Following the daring raid in Abbottabad, Pakistan, that killed Osama bin Laden, Pakistan's Ambassador to the United States Husain Haqqani went into diplomatic overdrive. The loquacious envoy has taken his case to Twitter, Charlie Rose, and news outlets across the country to reject his government's complicity in sheltering bin Laden -- even drawing a parallel between the U.S. failure to catch Whitey Bulger and Pakistan's failure to locate the terrorist mastermind.
But only a few years ago, Haqqani's take on Pakistan's relationship with Islamist groups did not track so neatly with the government line. "Washington should no longer condone the Pakistani military's support for Islamic militants, its use of its intelligence apparatus for controlling domestic politics, and its refusal to cede power to a constitutional democratic government," he wrote in his controversial 2005 book, Pakistan: Between Mosque and Military, authored while a visiting scholar at the Carnegie Endowment for International Peace.
In the book's conclusion, excerpts of which are printed below, Haqqani had sharp words for the Pakistani military's relationship with extremist groups and its effects on the country's development into a modern state. -Foreign Policy
In an effort to become an ideological state guided by a praetorian military, Pakistan has found itself accentuating its dysfunction, especially during the past two decades. The commitment or lack of commitment of the ordinary Pakistani citizen to Islam has hardly been the major issue in Pakistan's evolution. A large number of otherwise practicing Muslims have demonstrated through the ballot box time and again their desire to embrace pragmatic political and economic ideas. Most Pakistanis would probably be quite content with a state that would cater to their social needs, respect and protect their right to observe religion, and would not invoke Islam as its sole source of legitimacy; but the military's desire to dominate the political system and define Pakistan's national security priorities has been the most significant, although not the only, factor in encouraging an ideological paradigm for Pakistan.
At its birth, Pakistan started life with many disadvantages as the seceding state. Some of its security concerns, such as the need for a credible deterrent against India, are real, but the Pakistani military's desire for institutional supremacy within the country has created psychological and political layers to the Pakistani nation's sense of insecurity. The alliance between mosque and military in Pakistan maintains, and sometimes exaggerates, these psycho-political fears and helps both the Islamists and the generals in their exercise of political power. Support for the Pakistani military by the United States makes it difficult for Pakistan's weak, secular, civil society to assert itself and wean Pakistan from the rhetoric of Islamist ideology toward issues of real concern of Pakistan's citizens.

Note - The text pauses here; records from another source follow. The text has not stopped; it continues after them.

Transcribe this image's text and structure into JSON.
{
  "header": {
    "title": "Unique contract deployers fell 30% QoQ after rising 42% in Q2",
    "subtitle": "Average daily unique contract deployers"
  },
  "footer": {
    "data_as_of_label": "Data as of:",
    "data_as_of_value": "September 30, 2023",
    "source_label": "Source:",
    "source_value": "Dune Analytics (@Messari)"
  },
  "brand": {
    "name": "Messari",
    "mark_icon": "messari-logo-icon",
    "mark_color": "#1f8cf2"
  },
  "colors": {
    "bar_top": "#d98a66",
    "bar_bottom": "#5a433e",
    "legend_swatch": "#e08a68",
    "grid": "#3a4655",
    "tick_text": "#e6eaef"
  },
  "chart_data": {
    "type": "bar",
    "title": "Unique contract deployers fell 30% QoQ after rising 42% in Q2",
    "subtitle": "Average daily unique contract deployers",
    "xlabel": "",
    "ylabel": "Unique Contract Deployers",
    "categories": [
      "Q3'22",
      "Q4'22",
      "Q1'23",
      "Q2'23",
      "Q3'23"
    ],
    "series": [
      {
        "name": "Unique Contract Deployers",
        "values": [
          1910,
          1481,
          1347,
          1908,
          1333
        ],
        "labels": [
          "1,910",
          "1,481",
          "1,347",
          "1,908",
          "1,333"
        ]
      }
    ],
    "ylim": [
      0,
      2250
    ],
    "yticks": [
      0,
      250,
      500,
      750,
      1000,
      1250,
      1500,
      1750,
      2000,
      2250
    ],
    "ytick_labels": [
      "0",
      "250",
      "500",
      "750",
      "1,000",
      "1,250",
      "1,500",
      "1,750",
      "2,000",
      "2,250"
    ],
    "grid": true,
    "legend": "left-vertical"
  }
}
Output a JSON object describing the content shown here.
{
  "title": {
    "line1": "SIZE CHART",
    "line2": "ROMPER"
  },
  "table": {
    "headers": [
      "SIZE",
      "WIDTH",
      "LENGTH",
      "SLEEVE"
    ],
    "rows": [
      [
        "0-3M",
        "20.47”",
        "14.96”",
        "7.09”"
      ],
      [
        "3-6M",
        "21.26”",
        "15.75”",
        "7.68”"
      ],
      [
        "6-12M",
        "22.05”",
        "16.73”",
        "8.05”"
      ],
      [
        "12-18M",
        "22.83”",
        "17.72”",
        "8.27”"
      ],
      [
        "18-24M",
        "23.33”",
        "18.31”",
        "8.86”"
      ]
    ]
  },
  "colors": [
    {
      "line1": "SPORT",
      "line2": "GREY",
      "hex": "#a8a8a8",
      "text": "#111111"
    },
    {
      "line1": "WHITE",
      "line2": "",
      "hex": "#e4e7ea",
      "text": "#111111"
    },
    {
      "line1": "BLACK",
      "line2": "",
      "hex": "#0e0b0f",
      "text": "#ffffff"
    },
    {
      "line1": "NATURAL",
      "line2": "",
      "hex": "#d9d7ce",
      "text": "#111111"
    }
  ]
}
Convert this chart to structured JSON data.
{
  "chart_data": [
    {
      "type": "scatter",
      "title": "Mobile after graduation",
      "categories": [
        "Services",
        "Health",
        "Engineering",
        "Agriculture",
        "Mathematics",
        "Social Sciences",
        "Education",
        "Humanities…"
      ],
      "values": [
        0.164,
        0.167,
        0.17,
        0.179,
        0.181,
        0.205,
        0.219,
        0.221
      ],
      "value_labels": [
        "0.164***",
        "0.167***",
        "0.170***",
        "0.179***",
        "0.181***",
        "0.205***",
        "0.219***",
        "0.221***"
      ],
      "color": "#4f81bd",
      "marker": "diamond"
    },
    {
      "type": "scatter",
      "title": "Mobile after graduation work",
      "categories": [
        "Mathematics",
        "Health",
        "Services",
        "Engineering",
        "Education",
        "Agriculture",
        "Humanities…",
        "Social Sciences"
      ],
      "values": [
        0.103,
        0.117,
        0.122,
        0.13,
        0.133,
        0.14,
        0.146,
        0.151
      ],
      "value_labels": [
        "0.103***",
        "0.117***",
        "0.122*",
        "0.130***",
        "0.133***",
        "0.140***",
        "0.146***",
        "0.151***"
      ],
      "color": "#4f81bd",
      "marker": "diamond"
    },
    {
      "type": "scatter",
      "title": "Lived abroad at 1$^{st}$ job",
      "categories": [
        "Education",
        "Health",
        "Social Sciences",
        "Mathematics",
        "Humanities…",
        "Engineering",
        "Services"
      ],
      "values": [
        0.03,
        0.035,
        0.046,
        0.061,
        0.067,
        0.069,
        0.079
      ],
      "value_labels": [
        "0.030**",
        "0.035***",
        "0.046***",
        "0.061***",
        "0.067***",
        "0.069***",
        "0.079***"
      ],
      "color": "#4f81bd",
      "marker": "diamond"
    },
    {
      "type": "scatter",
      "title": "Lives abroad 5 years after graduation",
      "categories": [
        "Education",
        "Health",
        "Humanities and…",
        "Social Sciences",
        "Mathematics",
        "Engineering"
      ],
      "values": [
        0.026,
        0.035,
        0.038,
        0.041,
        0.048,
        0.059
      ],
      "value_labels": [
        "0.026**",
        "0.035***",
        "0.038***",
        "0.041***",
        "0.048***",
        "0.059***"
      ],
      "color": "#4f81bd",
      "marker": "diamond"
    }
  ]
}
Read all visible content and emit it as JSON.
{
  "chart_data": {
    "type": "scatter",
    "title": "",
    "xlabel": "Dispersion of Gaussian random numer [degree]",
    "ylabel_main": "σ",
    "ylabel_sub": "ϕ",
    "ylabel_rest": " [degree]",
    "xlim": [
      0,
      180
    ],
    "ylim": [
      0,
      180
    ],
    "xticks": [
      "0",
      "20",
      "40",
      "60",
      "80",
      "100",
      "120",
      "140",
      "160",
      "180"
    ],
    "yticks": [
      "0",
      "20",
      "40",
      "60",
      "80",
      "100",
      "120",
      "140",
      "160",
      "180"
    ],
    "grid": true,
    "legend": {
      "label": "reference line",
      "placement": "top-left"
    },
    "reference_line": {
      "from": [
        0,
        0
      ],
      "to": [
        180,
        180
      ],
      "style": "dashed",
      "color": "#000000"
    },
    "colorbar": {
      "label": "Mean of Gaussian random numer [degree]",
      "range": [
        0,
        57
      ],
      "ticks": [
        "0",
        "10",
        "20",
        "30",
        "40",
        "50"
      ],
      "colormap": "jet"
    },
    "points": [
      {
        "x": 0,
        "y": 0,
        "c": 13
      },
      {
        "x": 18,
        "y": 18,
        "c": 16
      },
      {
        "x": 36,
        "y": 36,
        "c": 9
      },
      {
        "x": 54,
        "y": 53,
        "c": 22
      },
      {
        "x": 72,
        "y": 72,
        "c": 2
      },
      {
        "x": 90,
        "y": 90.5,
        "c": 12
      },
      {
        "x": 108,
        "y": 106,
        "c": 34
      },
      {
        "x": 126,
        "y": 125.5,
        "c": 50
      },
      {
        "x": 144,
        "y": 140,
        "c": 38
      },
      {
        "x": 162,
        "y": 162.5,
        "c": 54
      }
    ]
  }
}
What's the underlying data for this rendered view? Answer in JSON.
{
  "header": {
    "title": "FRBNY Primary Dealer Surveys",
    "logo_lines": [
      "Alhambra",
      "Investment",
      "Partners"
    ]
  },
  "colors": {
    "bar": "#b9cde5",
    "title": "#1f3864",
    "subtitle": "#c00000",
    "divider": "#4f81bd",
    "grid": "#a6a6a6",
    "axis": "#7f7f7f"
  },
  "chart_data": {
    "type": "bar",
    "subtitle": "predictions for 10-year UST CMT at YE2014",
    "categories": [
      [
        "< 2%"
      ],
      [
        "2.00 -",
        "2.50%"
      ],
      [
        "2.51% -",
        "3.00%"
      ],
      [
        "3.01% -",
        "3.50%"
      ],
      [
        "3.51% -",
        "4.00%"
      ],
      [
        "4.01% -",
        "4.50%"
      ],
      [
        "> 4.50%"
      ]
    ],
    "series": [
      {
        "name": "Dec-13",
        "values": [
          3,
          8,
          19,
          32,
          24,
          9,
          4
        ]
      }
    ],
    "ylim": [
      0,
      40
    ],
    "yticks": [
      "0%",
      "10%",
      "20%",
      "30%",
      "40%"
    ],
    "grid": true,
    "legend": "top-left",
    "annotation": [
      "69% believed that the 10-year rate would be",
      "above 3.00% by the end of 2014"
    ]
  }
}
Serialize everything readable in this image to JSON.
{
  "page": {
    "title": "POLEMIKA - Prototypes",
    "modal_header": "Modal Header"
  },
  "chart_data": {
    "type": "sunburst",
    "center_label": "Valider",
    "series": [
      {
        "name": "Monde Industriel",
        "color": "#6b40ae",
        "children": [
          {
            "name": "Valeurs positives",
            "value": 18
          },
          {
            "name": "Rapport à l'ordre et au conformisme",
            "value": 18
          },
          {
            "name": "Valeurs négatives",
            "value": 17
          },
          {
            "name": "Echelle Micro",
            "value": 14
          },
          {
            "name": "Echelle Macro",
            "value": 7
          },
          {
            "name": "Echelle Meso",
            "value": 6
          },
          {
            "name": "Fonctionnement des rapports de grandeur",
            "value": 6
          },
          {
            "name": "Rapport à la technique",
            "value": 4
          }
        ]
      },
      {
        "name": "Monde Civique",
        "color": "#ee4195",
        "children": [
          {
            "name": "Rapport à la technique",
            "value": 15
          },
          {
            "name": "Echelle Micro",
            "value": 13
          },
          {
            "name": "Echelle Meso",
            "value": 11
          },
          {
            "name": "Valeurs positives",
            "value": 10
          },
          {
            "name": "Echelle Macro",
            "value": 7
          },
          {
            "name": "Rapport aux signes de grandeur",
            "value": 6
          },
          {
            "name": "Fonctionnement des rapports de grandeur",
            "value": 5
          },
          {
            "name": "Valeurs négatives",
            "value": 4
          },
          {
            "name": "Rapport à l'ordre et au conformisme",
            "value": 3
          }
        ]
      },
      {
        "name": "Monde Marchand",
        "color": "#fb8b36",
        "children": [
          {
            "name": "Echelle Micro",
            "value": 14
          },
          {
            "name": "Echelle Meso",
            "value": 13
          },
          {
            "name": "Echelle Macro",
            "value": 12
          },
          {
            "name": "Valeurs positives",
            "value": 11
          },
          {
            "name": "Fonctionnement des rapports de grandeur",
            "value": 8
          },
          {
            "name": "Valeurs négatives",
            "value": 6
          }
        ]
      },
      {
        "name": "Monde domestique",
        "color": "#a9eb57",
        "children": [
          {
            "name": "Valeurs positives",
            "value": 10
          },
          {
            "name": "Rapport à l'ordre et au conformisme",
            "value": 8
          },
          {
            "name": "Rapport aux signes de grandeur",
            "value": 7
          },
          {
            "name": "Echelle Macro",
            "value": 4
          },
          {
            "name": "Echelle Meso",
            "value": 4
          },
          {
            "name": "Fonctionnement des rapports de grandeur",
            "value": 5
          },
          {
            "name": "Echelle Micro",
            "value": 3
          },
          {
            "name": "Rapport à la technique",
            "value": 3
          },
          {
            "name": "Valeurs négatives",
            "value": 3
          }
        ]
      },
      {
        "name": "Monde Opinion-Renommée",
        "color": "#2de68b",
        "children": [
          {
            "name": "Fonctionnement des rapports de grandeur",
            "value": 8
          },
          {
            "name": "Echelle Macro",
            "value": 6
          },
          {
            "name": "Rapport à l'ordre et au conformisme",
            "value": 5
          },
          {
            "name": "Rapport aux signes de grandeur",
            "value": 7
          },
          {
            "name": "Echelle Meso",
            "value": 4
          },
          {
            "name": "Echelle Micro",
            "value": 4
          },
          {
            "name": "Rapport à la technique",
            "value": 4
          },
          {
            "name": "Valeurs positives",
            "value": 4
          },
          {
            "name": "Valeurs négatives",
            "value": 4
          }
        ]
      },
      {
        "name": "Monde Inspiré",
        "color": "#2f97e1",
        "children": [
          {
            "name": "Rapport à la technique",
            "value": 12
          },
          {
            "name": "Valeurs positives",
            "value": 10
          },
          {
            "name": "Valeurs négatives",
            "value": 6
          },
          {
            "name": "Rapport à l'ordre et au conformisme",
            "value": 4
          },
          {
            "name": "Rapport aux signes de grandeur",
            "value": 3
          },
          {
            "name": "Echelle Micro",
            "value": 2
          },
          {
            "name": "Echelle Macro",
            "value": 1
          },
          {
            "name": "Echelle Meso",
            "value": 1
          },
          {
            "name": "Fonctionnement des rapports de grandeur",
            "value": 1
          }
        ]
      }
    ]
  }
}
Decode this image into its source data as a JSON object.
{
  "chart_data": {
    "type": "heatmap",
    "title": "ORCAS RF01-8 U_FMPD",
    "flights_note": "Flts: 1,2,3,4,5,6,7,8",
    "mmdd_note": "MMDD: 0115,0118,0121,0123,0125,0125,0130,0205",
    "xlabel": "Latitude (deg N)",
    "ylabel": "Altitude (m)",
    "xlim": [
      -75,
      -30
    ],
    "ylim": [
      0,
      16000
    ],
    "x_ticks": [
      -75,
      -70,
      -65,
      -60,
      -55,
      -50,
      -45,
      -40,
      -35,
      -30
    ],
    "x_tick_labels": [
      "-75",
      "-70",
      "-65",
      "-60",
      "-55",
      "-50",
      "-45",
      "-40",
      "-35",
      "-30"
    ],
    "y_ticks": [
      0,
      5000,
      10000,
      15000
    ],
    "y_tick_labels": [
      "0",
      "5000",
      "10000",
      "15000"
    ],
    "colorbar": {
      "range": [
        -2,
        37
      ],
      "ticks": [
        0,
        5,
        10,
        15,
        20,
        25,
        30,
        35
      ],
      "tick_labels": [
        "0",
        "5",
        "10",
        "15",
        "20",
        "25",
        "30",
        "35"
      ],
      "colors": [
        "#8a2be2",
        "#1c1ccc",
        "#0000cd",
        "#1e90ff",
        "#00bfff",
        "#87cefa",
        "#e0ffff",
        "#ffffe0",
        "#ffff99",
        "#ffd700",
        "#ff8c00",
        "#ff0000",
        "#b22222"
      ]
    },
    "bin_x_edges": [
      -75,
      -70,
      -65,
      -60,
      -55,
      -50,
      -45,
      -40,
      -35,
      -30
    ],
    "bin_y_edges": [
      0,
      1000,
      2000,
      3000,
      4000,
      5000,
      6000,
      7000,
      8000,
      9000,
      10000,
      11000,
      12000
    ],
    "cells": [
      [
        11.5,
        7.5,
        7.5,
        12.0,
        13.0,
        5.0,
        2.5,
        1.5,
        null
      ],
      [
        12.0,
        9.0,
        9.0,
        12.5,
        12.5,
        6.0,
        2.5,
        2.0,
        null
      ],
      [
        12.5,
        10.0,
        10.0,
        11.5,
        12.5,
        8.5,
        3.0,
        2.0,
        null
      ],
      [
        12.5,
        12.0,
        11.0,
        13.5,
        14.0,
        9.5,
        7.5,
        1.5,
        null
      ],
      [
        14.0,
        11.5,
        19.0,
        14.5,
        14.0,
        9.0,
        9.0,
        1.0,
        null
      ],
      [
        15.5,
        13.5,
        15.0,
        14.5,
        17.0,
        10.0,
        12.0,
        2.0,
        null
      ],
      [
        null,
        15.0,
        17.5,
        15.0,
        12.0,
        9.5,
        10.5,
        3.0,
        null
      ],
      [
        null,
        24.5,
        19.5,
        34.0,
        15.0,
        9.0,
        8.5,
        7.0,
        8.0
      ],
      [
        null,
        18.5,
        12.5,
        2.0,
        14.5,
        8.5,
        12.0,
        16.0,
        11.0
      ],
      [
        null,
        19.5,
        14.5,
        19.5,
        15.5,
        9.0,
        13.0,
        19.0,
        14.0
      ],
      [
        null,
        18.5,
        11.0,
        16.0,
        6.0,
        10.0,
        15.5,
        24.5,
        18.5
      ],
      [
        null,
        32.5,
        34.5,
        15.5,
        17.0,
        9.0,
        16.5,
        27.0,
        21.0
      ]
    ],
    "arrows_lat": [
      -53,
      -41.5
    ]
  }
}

From the point of view of the United States, Pakistan offers few political choices. Although listed among the U.S. allies in the war on terrorism, Pakistan cannot be easily characterized as either friend or foe. Pakistan has become a major center of radical Islamist ideas and groups, largely because of its policies of support for Islamist militants fighting Indian rule in the disputed territory of Jammu and Kashmir as well as the Taliban in its pursuit of a client regime in Afghanistan. Since September 11, 2001, however, the selective cooperation of Pakistan's military ruler, General Pervez Musharraf - sharing intelligence with the United States and apprehending Al Qaeda members - has led to the assumption that Pakistan might be ready to give up its long-standing ties with radical Islam. At the same time, the United States cannot ignore the fact that Pakistan's status as an Islamic ideological state is rooted deeply in history and is linked closely with both the praetorian ambitions of Pakistan's military and the worldview of Pakistan's elite.
In the foreseeable future, Islam will remain a significant factor in Pakistan's politics. Musharraf and his likely successors from the ranks of the military, promising reform, will continue to seek U.S. economic and military assistance; yet the power of such promises is tempered by the strong links between Pakistan's military-intelligence and apparatus and extremist Islamists.